Set goals that are consistent with the organization’s core.
  • Use a team approach; collaboration builds buy-in. 
  • Stretch, but don’t leap beyond what’s possible. 
  • Brainstorm many goals, but only choose two or three. Too many goals leads to poor focus and disappointment. 
  • Bring clarity to each goal through measurables (e.g., grow health care construction market share 25 percent). 
  • Set goals that capitalize on internal strengths and external opportunities.
4. Strategy: How Can the Company Achieve Its Goals?
This question defines the game plan or strategies to achieve a set of goals. Strategy often gets confused with tactics used to execute a plan. To clear that up, think of a construction company with a major goal of growing 10 percent per year. A set of strategies might focus on geographic expansion or adding additional services.

Following are a few points to remember when setting strategy.
  • Strategies are broad descriptions of how a company achieves its goals. 
  • No more than two or three strategies should be set for each goal. 
  • Strategies should be consistent with an organization’s core. 
  • Thoroughly assess the organization’s capacity to execute before finalizing strategies. 
  • Avoid chaos by prioritizing and coordinating strategy execution. 
  • Anticipate market reaction ahead of time by developing alternative strategies. 
5. Tactics: Who Is Responsible for Executing Strategies?
Tactics are the feet of strategy—the ground-level actions necessary for execution. Tactical items map out specific actions, responsibilities and target dates for selected strategies. This last step is where many strategic planning exercises lose momentum or fall apart. Organizations can get caught up in the energy of setting goals and strategies and forget to develop tactics. Avoid the temptation to gloss over this step by:
  • developing a set of specific action steps for each strategy;
  • creating a bullet point list identifying who, what and when (but avoid writing a manual); 
  • making sure tactical steps and due dates are clearly documented, communicated and understood by the responsible parties; and
  • anticipating potential tactical changes. 

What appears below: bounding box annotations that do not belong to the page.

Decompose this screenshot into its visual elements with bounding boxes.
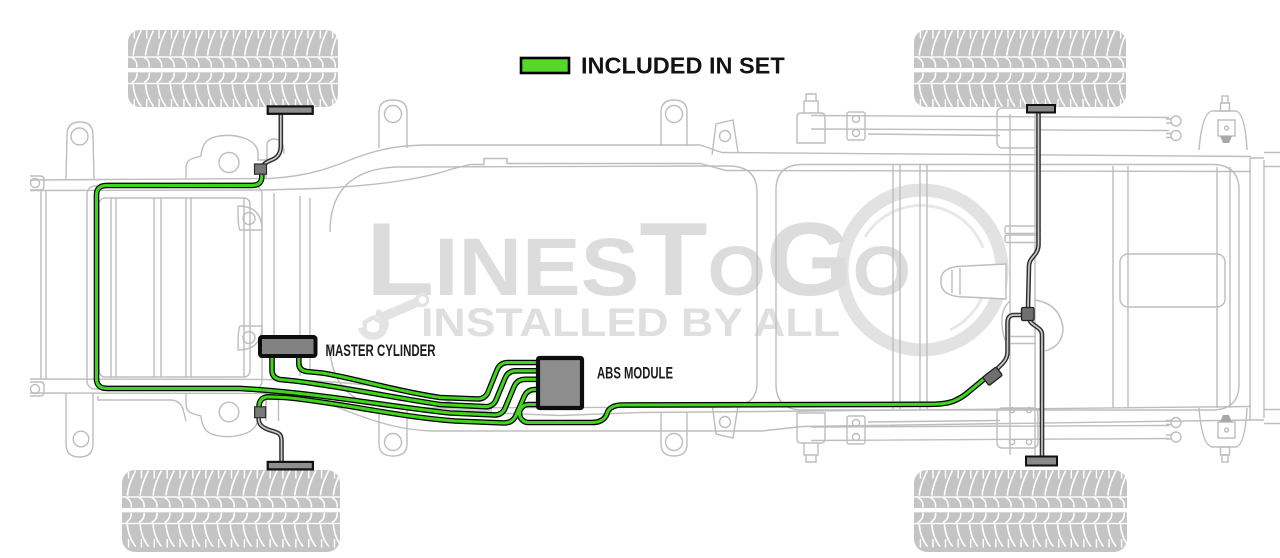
svg-text:MASTER CYLINDER: MASTER CYLINDER	[326, 342, 436, 360]
svg-text:INCLUDED IN SET: INCLUDED IN SET	[581, 53, 785, 79]
svg-text:ABS MODULE: ABS MODULE	[597, 365, 673, 383]
svg-text:INSTALLED BY ALL: INSTALLED BY ALL	[421, 301, 840, 345]
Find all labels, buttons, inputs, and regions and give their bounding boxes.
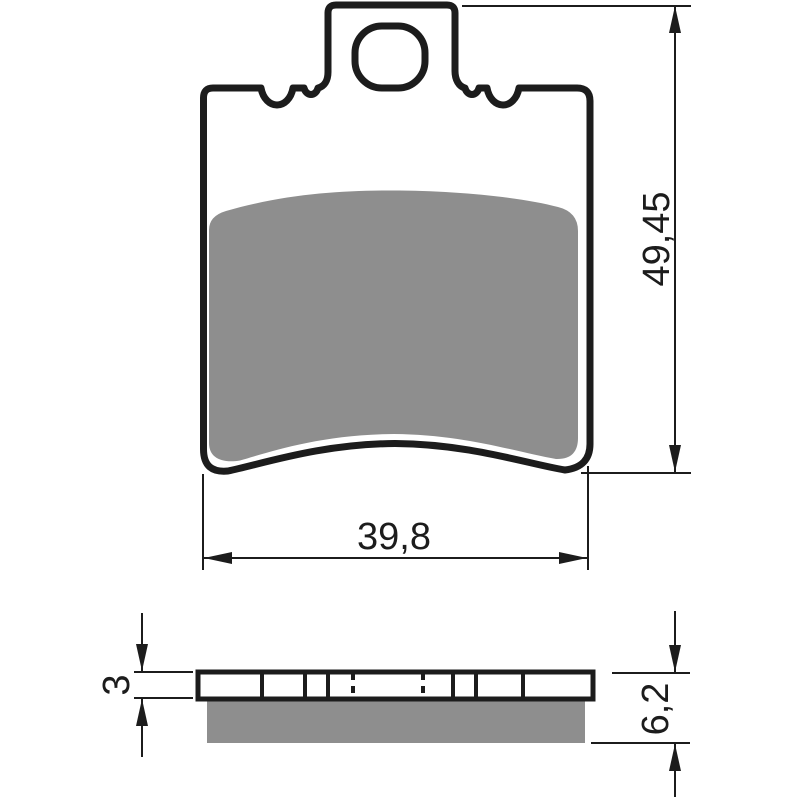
arrowhead-right-icon <box>559 552 587 564</box>
brake-pad-technical-drawing: 49,45 39,8 3 <box>0 0 800 800</box>
arrowhead-down-icon <box>669 645 681 672</box>
front-view <box>204 5 591 471</box>
friction-material-front <box>209 191 578 462</box>
plate-thickness-label: 3 <box>96 674 138 695</box>
arrowhead-up-icon <box>669 6 681 33</box>
drawing-canvas: 49,45 39,8 3 <box>0 0 800 800</box>
arrowhead-down-icon <box>669 445 681 472</box>
total-thickness-label: 6,2 <box>635 683 677 736</box>
arrowhead-down-icon <box>136 644 148 671</box>
arrowhead-up-icon <box>136 699 148 726</box>
dimension-total-thickness: 6,2 <box>591 611 690 797</box>
mounting-hole <box>355 26 425 88</box>
height-dimension-label: 49,45 <box>636 191 678 286</box>
backing-plate-side <box>198 672 593 699</box>
arrowhead-left-icon <box>204 552 232 564</box>
side-view <box>198 672 593 743</box>
dimension-width: 39,8 <box>203 466 588 570</box>
width-dimension-label: 39,8 <box>357 516 431 558</box>
friction-material-side <box>207 699 585 743</box>
arrowhead-up-icon <box>669 744 681 771</box>
dimension-plate-thickness: 3 <box>96 613 193 757</box>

By getting back to basics and addressing these five fundamental strategic questions, a construction organization can create a framework for making clearer decisions and significantly improving the probability of successful execution. More importantly, by consistently following the strategic process outlined above, a company can build lasting value and grow into an organization that owners, employees, customers and communities admire. 

Making the Strategic Process Stick
  • Avoid putting the entire strategic plan at risk by failing to define and understand the organization’s core and current condition. 
  • Achieve buy-in by involving key people across the entire organization. 
  • Frequently reinforce and communicate the company’s core, goals and strategic direction. 
  • Be flexible on strategies and tactics; adjust them as needed. 
  • Set priorities for strategies and tactics.
  • Implementation should be well-choreographed to avoid chaos, frustration and failure. 
  • Celebrate short-term wins. Doing so builds morale, momentum and a commitment to the organizational core and goals.